Claim: Michelle Obama stated that the signers of the Declaration of Independence were not "born in America."
Example:[Collected via e-mail, July 2014]
Harvard educated First Lady Michelle Obama reminded attendees of a
naturalization ceremony Wednesday that the Founding Fathers weren't born
in America. The ceremony for 50 new U.S. citizens was held at the
National Archives in Washington, D.C.
She said during her speech, referring to the Declaration of Independence,
“It’s amazing that just a few feet from here where I'm standing are the
signatures of the 56 Founders who put their names on a Declaration that
changed the course of history, and like the 50 of you, none of them were
born American — they became American.”
Did she actually mean that those who signed the Declaration of
Independence and participated in the drafting of the Constitution were not
born in America? Benjamin Franklin was born in Pennsylvania and Thomas
Jefferson, George Washington, and James Madison were born in Virginia.
John Adams was born in Massachusetts. Surely she knows this.
But maybe not.
After all, she is only a Harvard graduate.
Origins: On 18 June 2014, First Lady Michelle Obama attended a ceremony at the National Archives rotunda in Washington, D.C., in which fifty foreign-born immigrants were sworn in as American citizens, and she used the occasion to speak on the subject of immigration reform:
Michelle Obama turned a flag-waving swearing-in ceremony for 50 new American citizens into a platform to call for action on the long-bogged-down issue of immigration.
"In many ways, it is because of — not in spite of — our immigrant population that we grow stronger every single day," the first lady told the newest Americans-by-choice.
Fifty people from 44 nations, from Afghanistan to Zimbabwe, took the oath in the historic setting of the National Archives rotunda, where originals of the U.S. Constitution, Declaration of Independence and Bill of Rights are displayed.
The new citizens waved small U.S. flags afterward, and each got a hug from the first lady.
Her remarks at that event included the passage referenced above, in which she noted that the Founding Fathers who signed the Declaration of Independence — like current immigrants to the U.S. — became Americans rather than being born Americans:
It’s amazing that just a few feet from here where I’m standing are the signatures of the 56 Founders who put their names on a Declaration that changed the course of history. And like the 50 of you, none of them were born American — they became American.
Just like you're about to pledge allegiance to our flag, they pledged their lives, their fortunes, and their sacred honor to this extraordinary idea that we now know as America — the notion that we are all created equal, endowed with fundamental rights and freedoms that no one can ever take away from us.
People come from across the globe to see these documents, to read the names and signatures of the very first "Americans-by-choice," because they know that this room holds the first chapter of our shared history. And today, it holds the next chapter of our story, as well.

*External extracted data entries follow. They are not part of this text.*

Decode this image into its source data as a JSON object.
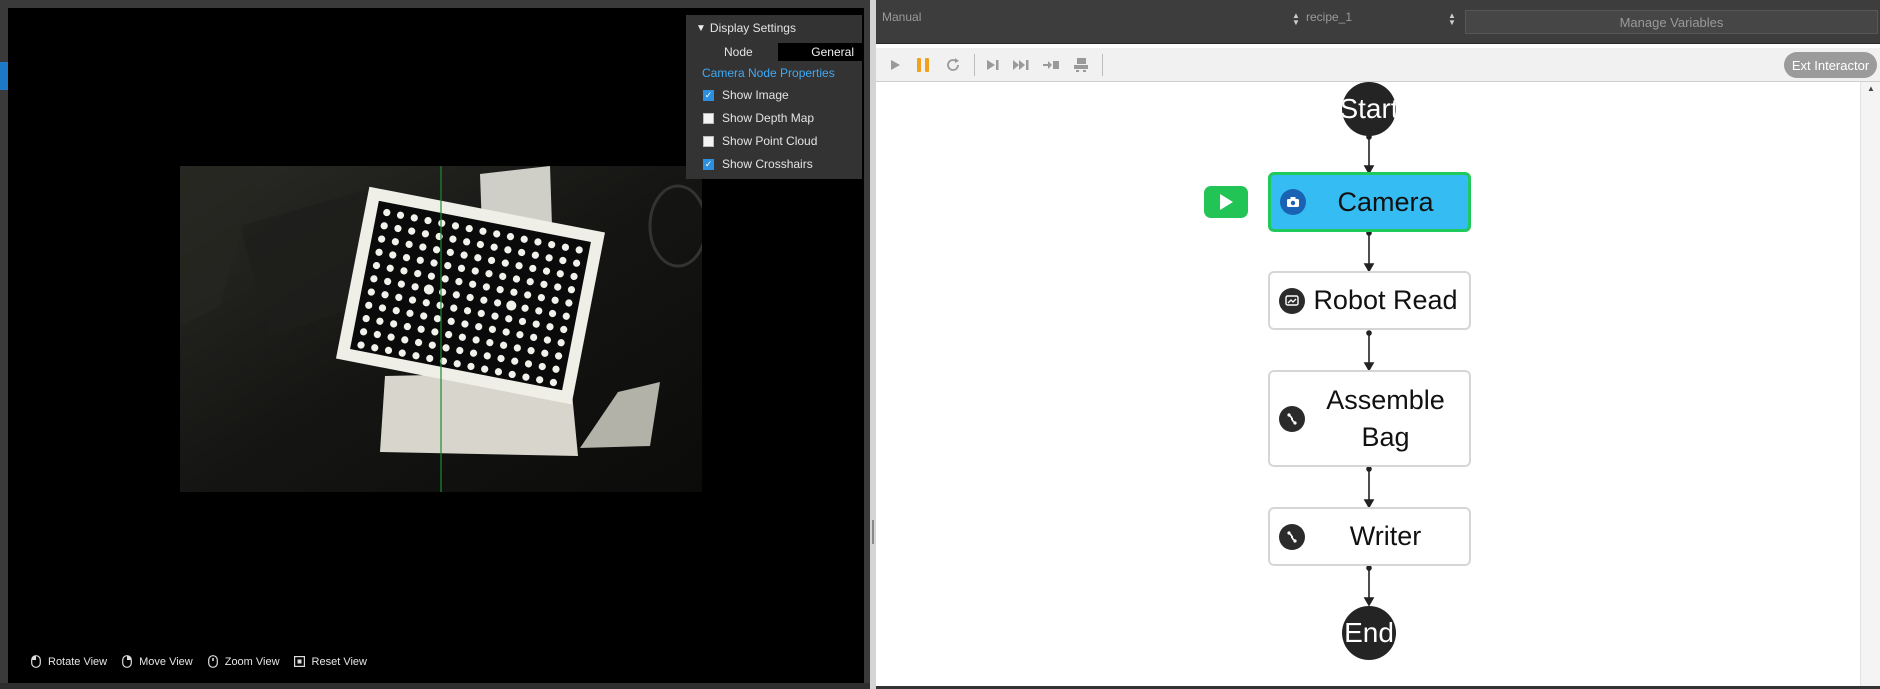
{
  "viewport": {
    "display_settings": {
      "title": "Display Settings",
      "node_label": "Node",
      "node_value": "General",
      "properties_link": "Camera Node Properties",
      "options": [
        {
          "label": "Show Image",
          "checked": true
        },
        {
          "label": "Show Depth Map",
          "checked": false
        },
        {
          "label": "Show Point Cloud",
          "checked": false
        },
        {
          "label": "Show Crosshairs",
          "checked": true
        }
      ]
    },
    "view_controls": [
      {
        "label": "Rotate View",
        "icon": "mouse-left-icon"
      },
      {
        "label": "Move View",
        "icon": "mouse-right-icon"
      },
      {
        "label": "Zoom View",
        "icon": "mouse-wheel-icon"
      },
      {
        "label": "Reset View",
        "icon": "reset-view-icon"
      }
    ]
  },
  "topbar": {
    "mode": "Manual",
    "recipe": "recipe_1",
    "manage_variables": "Manage Variables"
  },
  "toolbar": {
    "buttons": [
      "play-icon",
      "pause-icon",
      "restart-icon",
      "step-icon",
      "skip-end-icon",
      "step-into-icon",
      "robot-icon"
    ],
    "ext_interactor": "Ext Interactor"
  },
  "flow": {
    "start": "Start",
    "end": "End",
    "nodes": [
      {
        "label": "Camera",
        "icon": "camera-icon",
        "active": true
      },
      {
        "label": "Robot Read",
        "icon": "robot-read-icon",
        "active": false
      },
      {
        "label": "Assemble Bag",
        "icon": "link-icon",
        "active": false
      },
      {
        "label": "Writer",
        "icon": "link-icon",
        "active": false
      }
    ]
  },
  "colors": {
    "active_node_fill": "#35bdf3",
    "active_node_border": "#1fc95c",
    "run_indicator": "#21c455",
    "link_accent": "#3fa9f5",
    "pause_icon": "#f0a21c"
  }
}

However, Michelle Obama did not, as claimed in the example quoted above, state that the Founding Fathers were not "born in America," nor did she express ignorance of the fact that many of the Founding Fathers were indeed born in the thirteen British North American colonies that later formed the original United States of America.

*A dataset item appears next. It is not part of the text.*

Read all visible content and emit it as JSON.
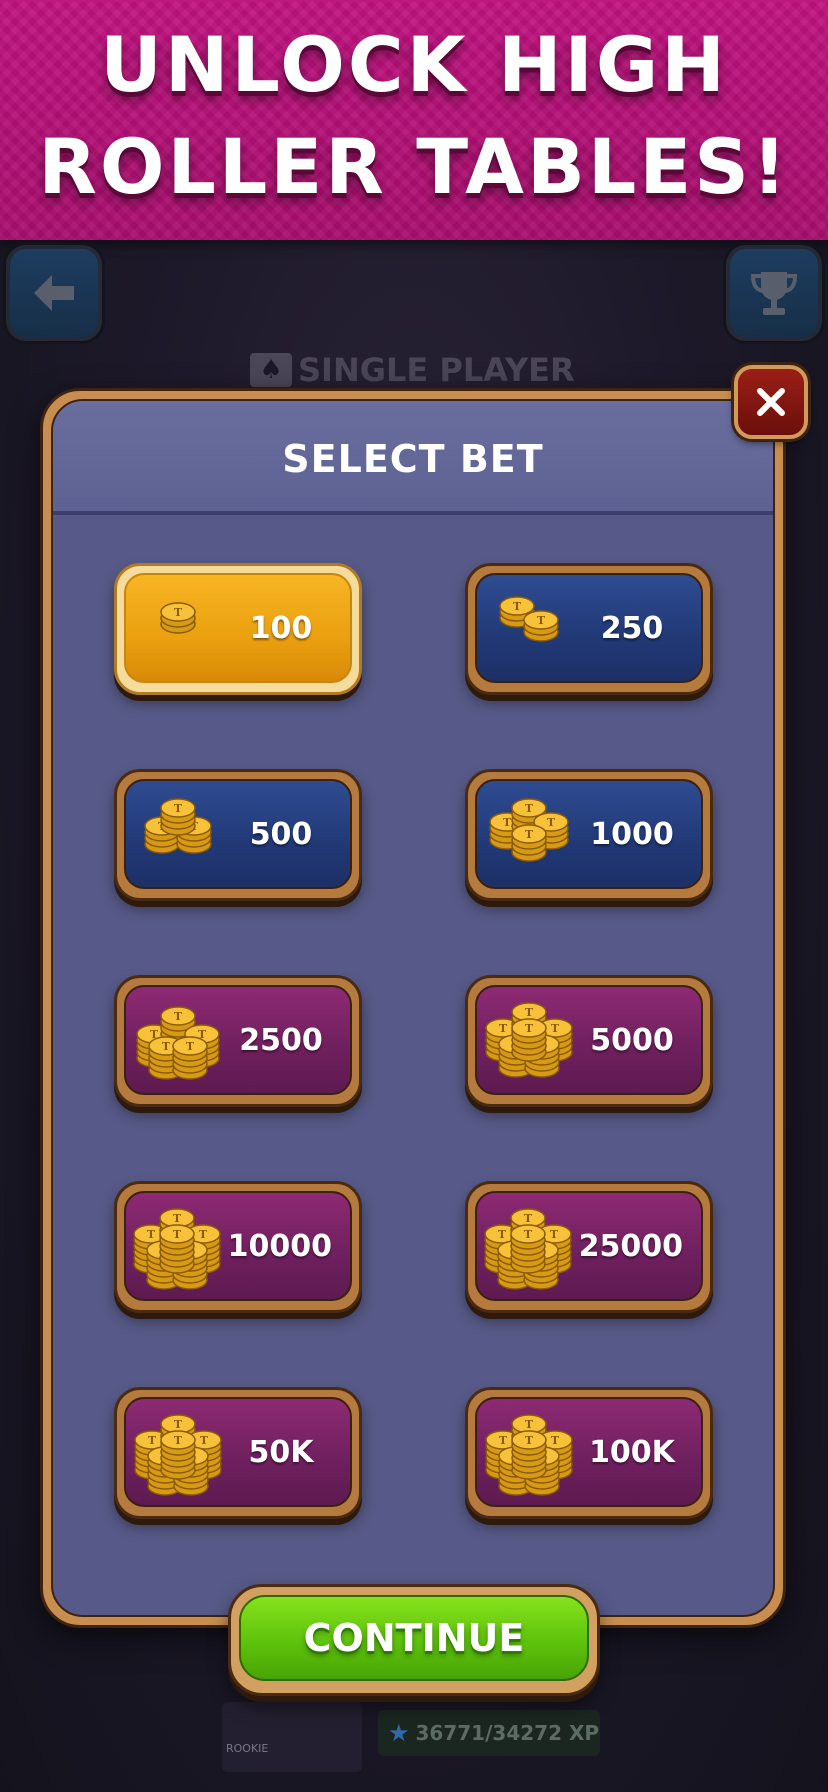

The First Lady said, in reference to the Founding Fathers, that "none of them were born American; they became American," and in its original context (i.e., a naturalization ceremony), the meaning of that statement was perfectly clear. What Michelle Obama was communicating on that occasion was that the Founding Fathers were not born into a fully formed and established America with its own history, customs, culture, and values, as modern American children are; they were born into a very different world as British subjects in a colonial empire, and they chose to seek new opportunities and lives for themselves by transforming their world into something distinctive (through the establishment of a new nation) — just as modern immigrants born outside America choose to transform their worlds by opting to leave their homelands for the United States and seek new lives through becoming Americans.